There haven't been historical events that prompted me to react earlier than everyone else for now (not even covid, my city has never been the center of a big enough outbreak and I just abided to the lockdown rules. I can imagine that an earlier reaction could have been better if I lived in another country/city). The historical events that are important to react early to are probably the ones that would put me/my family/everyone else around in relatively sudden danger: war, political instability, coups, dangerous diseases, and probably other stuff. Things that happened just a handful of times in now developed countries during the twentieth century (maybe they won't happen again, but...).
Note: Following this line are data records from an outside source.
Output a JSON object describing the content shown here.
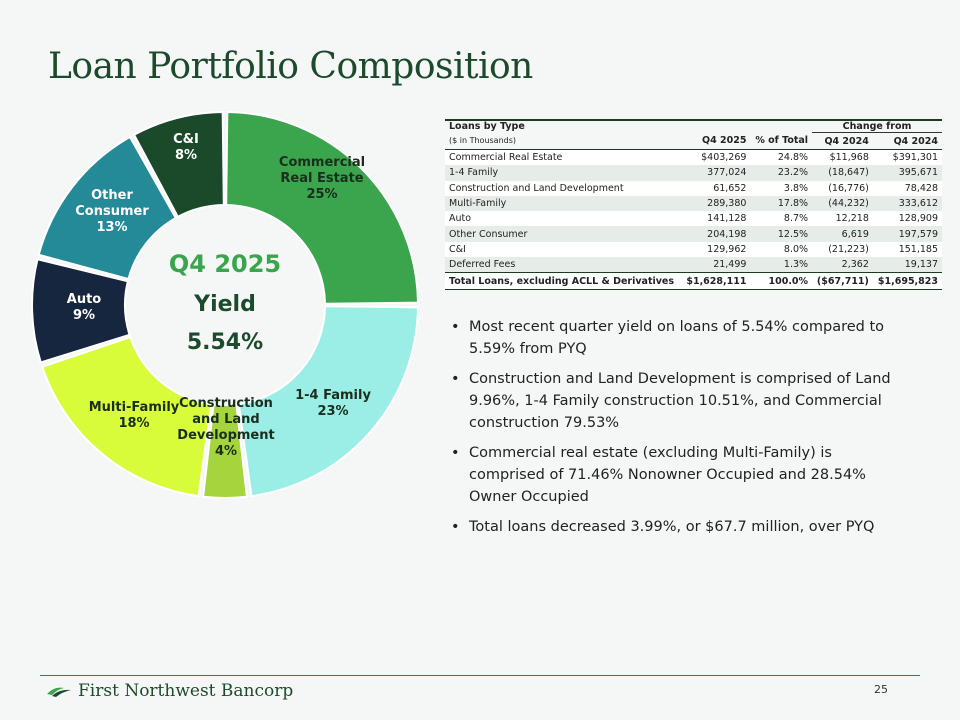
{
  "title": "Loan Portfolio Composition",
  "chart_data": {
    "type": "pie",
    "series": [
      {
        "name": "Commercial Real Estate",
        "value": 25,
        "label_lines": [
          "Commercial",
          "Real Estate",
          "25%"
        ],
        "color": "#3aa54c",
        "text_color": "#1a2e1d"
      },
      {
        "name": "1-4 Family",
        "value": 23,
        "label_lines": [
          "1-4 Family",
          "23%"
        ],
        "color": "#9aeee6",
        "text_color": "#1a2e1d"
      },
      {
        "name": "Construction and Land Development",
        "value": 4,
        "label_lines": [
          "Construction",
          "and Land",
          "Development",
          "4%"
        ],
        "color": "#a6d43c",
        "text_color": "#1a2e1d"
      },
      {
        "name": "Multi-Family",
        "value": 18,
        "label_lines": [
          "Multi-Family",
          "18%"
        ],
        "color": "#d9fc3a",
        "text_color": "#1a2e1d"
      },
      {
        "name": "Auto",
        "value": 9,
        "label_lines": [
          "Auto",
          "9%"
        ],
        "color": "#17263f",
        "text_color": "#ffffff"
      },
      {
        "name": "Other Consumer",
        "value": 13,
        "label_lines": [
          "Other",
          "Consumer",
          "13%"
        ],
        "color": "#248a98",
        "text_color": "#ffffff"
      },
      {
        "name": "C&I",
        "value": 8,
        "label_lines": [
          "C&I",
          "8%"
        ],
        "color": "#1b4a2b",
        "text_color": "#ffffff"
      }
    ],
    "center": {
      "line1": "Q4 2025",
      "line2": "Yield",
      "line3": "5.54%",
      "line1_color": "#3aa54c",
      "line2_color": "#1d4a2c",
      "line3_color": "#1d4a2c"
    }
  },
  "table": {
    "title": "Loans by Type",
    "subtitle": "($ in Thousands)",
    "change_from": "Change from",
    "columns": [
      "Q4 2025",
      "% of Total",
      "Q4 2024",
      "Q4 2024"
    ],
    "rows": [
      {
        "type": "Commercial Real Estate",
        "q4_2025": "$403,269",
        "pct": "24.8%",
        "change": "$11,968",
        "q4_2024": "$391,301"
      },
      {
        "type": "1-4 Family",
        "q4_2025": "377,024",
        "pct": "23.2%",
        "change": "(18,647)",
        "q4_2024": "395,671"
      },
      {
        "type": "Construction and Land Development",
        "q4_2025": "61,652",
        "pct": "3.8%",
        "change": "(16,776)",
        "q4_2024": "78,428"
      },
      {
        "type": "Multi-Family",
        "q4_2025": "289,380",
        "pct": "17.8%",
        "change": "(44,232)",
        "q4_2024": "333,612"
      },
      {
        "type": "Auto",
        "q4_2025": "141,128",
        "pct": "8.7%",
        "change": "12,218",
        "q4_2024": "128,909"
      },
      {
        "type": "Other Consumer",
        "q4_2025": "204,198",
        "pct": "12.5%",
        "change": "6,619",
        "q4_2024": "197,579"
      },
      {
        "type": "C&I",
        "q4_2025": "129,962",
        "pct": "8.0%",
        "change": "(21,223)",
        "q4_2024": "151,185"
      },
      {
        "type": "Deferred Fees",
        "q4_2025": "21,499",
        "pct": "1.3%",
        "change": "2,362",
        "q4_2024": "19,137"
      }
    ],
    "total": {
      "type": "Total Loans, excluding ACLL & Derivatives",
      "q4_2025": "$1,628,111",
      "pct": "100.0%",
      "change": "($67,711)",
      "q4_2024": "$1,695,823"
    }
  },
  "bullets": [
    "Most recent quarter yield on loans of 5.54% compared to 5.59% from PYQ",
    "Construction and Land Development is comprised of Land 9.96%, 1-4 Family construction 10.51%, and Commercial construction 79.53%",
    "Commercial real estate (excluding Multi-Family) is comprised of 71.46% Nonowner Occupied and 28.54% Owner Occupied",
    "Total loans decreased 3.99%, or $67.7 million, over PYQ"
  ],
  "footer": {
    "company": "First Northwest Bancorp",
    "page": "25"
  },
  "colors": {
    "brand_green": "#1d4a2c",
    "accent_green": "#3aa54c"
  }
}
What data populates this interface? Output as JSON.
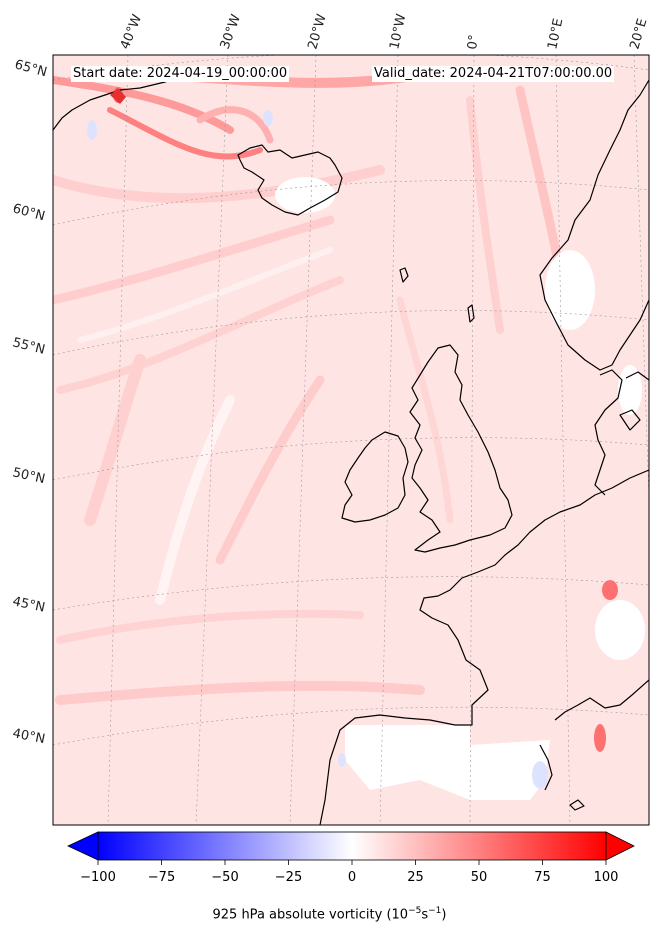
{
  "header": {
    "start_date": "Start date: 2024-04-19_00:00:00",
    "valid_date": "Valid_date: 2024-04-21T07:00:00.00"
  },
  "map": {
    "projection": "conic",
    "region": "North Atlantic / Western Europe",
    "field": "925 hPa absolute vorticity",
    "lon_labels": [
      "40°W",
      "30°W",
      "20°W",
      "10°W",
      "0°",
      "10°E",
      "20°E"
    ],
    "lat_labels": [
      "65°N",
      "60°N",
      "55°N",
      "50°N",
      "45°N",
      "40°N"
    ],
    "colormap": "bwr",
    "background_tint": "#ffe6e6"
  },
  "colorbar": {
    "min": -100,
    "max": 100,
    "extend": "both",
    "ticks": [
      "−100",
      "−75",
      "−50",
      "−25",
      "0",
      "25",
      "50",
      "75",
      "100"
    ],
    "label_main": "925 hPa absolute vorticity (10",
    "label_exp1": "−5",
    "label_mid": "s",
    "label_exp2": "−1",
    "label_end": ")",
    "color_min": "#0000ff",
    "color_mid": "#ffffff",
    "color_max": "#ff0000"
  }
}
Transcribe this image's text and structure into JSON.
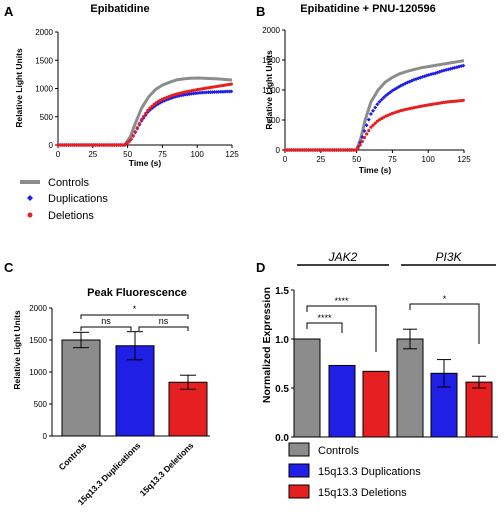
{
  "panels": {
    "A": "A",
    "B": "B",
    "C": "C",
    "D": "D"
  },
  "legend_top": [
    {
      "label": "Controls",
      "color": "#8c8c8c",
      "marker": "line"
    },
    {
      "label": "Duplications",
      "color": "#1f1fe6",
      "marker": "diamond"
    },
    {
      "label": "Deletions",
      "color": "#e62020",
      "marker": "dot"
    }
  ],
  "legend_d": [
    {
      "label": "Controls",
      "color": "#8c8c8c"
    },
    {
      "label": "15q13.3 Duplications",
      "color": "#1f1fe6"
    },
    {
      "label": "15q13.3 Deletions",
      "color": "#e62020"
    }
  ],
  "chart_data": [
    {
      "id": "A",
      "type": "line",
      "title": "Epibatidine",
      "xlabel": "Time (s)",
      "ylabel": "Relative Light Units",
      "xlim": [
        0,
        125
      ],
      "ylim": [
        0,
        2000
      ],
      "xticks": [
        0,
        25,
        50,
        75,
        100,
        125
      ],
      "yticks": [
        0,
        500,
        1000,
        1500,
        2000
      ],
      "series": [
        {
          "color": "#8c8c8c",
          "points": [
            [
              0,
              0
            ],
            [
              48,
              0
            ],
            [
              52,
              150
            ],
            [
              55,
              350
            ],
            [
              60,
              650
            ],
            [
              65,
              850
            ],
            [
              70,
              980
            ],
            [
              75,
              1060
            ],
            [
              80,
              1110
            ],
            [
              85,
              1150
            ],
            [
              90,
              1170
            ],
            [
              95,
              1180
            ],
            [
              100,
              1185
            ],
            [
              105,
              1180
            ],
            [
              110,
              1175
            ],
            [
              115,
              1170
            ],
            [
              120,
              1160
            ],
            [
              125,
              1150
            ]
          ]
        },
        {
          "color": "#1f1fe6",
          "points": [
            [
              0,
              0
            ],
            [
              48,
              0
            ],
            [
              52,
              80
            ],
            [
              55,
              200
            ],
            [
              60,
              430
            ],
            [
              65,
              600
            ],
            [
              70,
              700
            ],
            [
              75,
              770
            ],
            [
              80,
              820
            ],
            [
              85,
              860
            ],
            [
              90,
              885
            ],
            [
              95,
              905
            ],
            [
              100,
              920
            ],
            [
              105,
              930
            ],
            [
              110,
              935
            ],
            [
              115,
              940
            ],
            [
              120,
              945
            ],
            [
              125,
              950
            ]
          ]
        },
        {
          "color": "#e62020",
          "points": [
            [
              0,
              0
            ],
            [
              48,
              0
            ],
            [
              52,
              80
            ],
            [
              55,
              210
            ],
            [
              60,
              450
            ],
            [
              65,
              630
            ],
            [
              70,
              740
            ],
            [
              75,
              810
            ],
            [
              80,
              860
            ],
            [
              85,
              900
            ],
            [
              90,
              930
            ],
            [
              95,
              955
            ],
            [
              100,
              980
            ],
            [
              105,
              1000
            ],
            [
              110,
              1020
            ],
            [
              115,
              1040
            ],
            [
              120,
              1060
            ],
            [
              125,
              1080
            ]
          ]
        }
      ]
    },
    {
      "id": "B",
      "type": "line",
      "title": "Epibatidine + PNU-120596",
      "xlabel": "Time (s)",
      "ylabel": "Relative Light Units",
      "xlim": [
        0,
        125
      ],
      "ylim": [
        0,
        2000
      ],
      "xticks": [
        0,
        25,
        50,
        75,
        100,
        125
      ],
      "yticks": [
        0,
        500,
        1000,
        1500,
        2000
      ],
      "series": [
        {
          "color": "#8c8c8c",
          "points": [
            [
              0,
              0
            ],
            [
              50,
              0
            ],
            [
              53,
              200
            ],
            [
              56,
              500
            ],
            [
              60,
              800
            ],
            [
              65,
              1000
            ],
            [
              70,
              1130
            ],
            [
              75,
              1210
            ],
            [
              80,
              1270
            ],
            [
              85,
              1310
            ],
            [
              90,
              1340
            ],
            [
              95,
              1370
            ],
            [
              100,
              1390
            ],
            [
              105,
              1410
            ],
            [
              110,
              1430
            ],
            [
              115,
              1450
            ],
            [
              120,
              1470
            ],
            [
              125,
              1490
            ]
          ]
        },
        {
          "color": "#1f1fe6",
          "points": [
            [
              0,
              0
            ],
            [
              50,
              0
            ],
            [
              53,
              150
            ],
            [
              56,
              350
            ],
            [
              60,
              600
            ],
            [
              65,
              780
            ],
            [
              70,
              900
            ],
            [
              75,
              990
            ],
            [
              80,
              1060
            ],
            [
              85,
              1120
            ],
            [
              90,
              1170
            ],
            [
              95,
              1210
            ],
            [
              100,
              1250
            ],
            [
              105,
              1280
            ],
            [
              110,
              1320
            ],
            [
              115,
              1350
            ],
            [
              120,
              1380
            ],
            [
              125,
              1410
            ]
          ]
        },
        {
          "color": "#e62020",
          "points": [
            [
              0,
              0
            ],
            [
              50,
              0
            ],
            [
              53,
              100
            ],
            [
              56,
              230
            ],
            [
              60,
              380
            ],
            [
              65,
              490
            ],
            [
              70,
              560
            ],
            [
              75,
              610
            ],
            [
              80,
              650
            ],
            [
              85,
              680
            ],
            [
              90,
              705
            ],
            [
              95,
              730
            ],
            [
              100,
              750
            ],
            [
              105,
              770
            ],
            [
              110,
              790
            ],
            [
              115,
              805
            ],
            [
              120,
              815
            ],
            [
              125,
              830
            ]
          ]
        }
      ]
    },
    {
      "id": "C",
      "type": "bar",
      "title": "Peak Fluorescence",
      "ylabel": "Relative Light Units",
      "ylim": [
        0,
        2000
      ],
      "yticks": [
        0,
        500,
        1000,
        1500,
        2000
      ],
      "categories": [
        "Controls",
        "15q13.3 Duplications",
        "15q13.3 Deletions"
      ],
      "values": [
        1500,
        1410,
        840
      ],
      "errors": [
        120,
        220,
        110
      ],
      "colors": [
        "#8c8c8c",
        "#1f1fe6",
        "#e62020"
      ],
      "significance": [
        {
          "from": 0,
          "to": 1,
          "label": "ns"
        },
        {
          "from": 1,
          "to": 2,
          "label": "ns"
        },
        {
          "from": 0,
          "to": 2,
          "label": "*"
        }
      ]
    },
    {
      "id": "D",
      "type": "bar",
      "ylabel": "Normalized Expression",
      "ylim": [
        0,
        1.5
      ],
      "yticks": [
        "0.0",
        "0.5",
        "1.0",
        "1.5"
      ],
      "groups": [
        {
          "label": "JAK2",
          "values": [
            1.0,
            0.73,
            0.67
          ],
          "errors": [
            0,
            0,
            0
          ],
          "significance": [
            {
              "from": 0,
              "to": 1,
              "label": "****"
            },
            {
              "from": 0,
              "to": 2,
              "label": "****"
            }
          ]
        },
        {
          "label": "PI3K",
          "values": [
            1.0,
            0.65,
            0.56
          ],
          "errors": [
            0.1,
            0.14,
            0.06
          ],
          "significance": [
            {
              "from": 0,
              "to": 2,
              "label": "*"
            }
          ]
        }
      ],
      "colors": [
        "#8c8c8c",
        "#1f1fe6",
        "#e62020"
      ]
    }
  ]
}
I wouldn't have been this nervous 5 years ago, but it seems to me that the world is socially evolving faster now, and I think it's possible not to react fast enough on a historical event. But maybe I just have become more anxious? One other thing is: many times my life changed due to great fucking information I found while farting around the Internet, but at the same time this comes with all the drawbacks Isusr rightly identified. There is also the feeling that I have witnessed society and even art evolve by staying consistently online, and stopping feels like jumping out of a train. I'm not sure how I should act.
Did you discover COVID-19 earlier just due to keeping up with papers?
Do you keep up with news of any kind? If so, how? Don't you have fear of missing out something important which you should act upon (both good news or bad news or not even news but simply information)? Not necessarily politics or general news of course.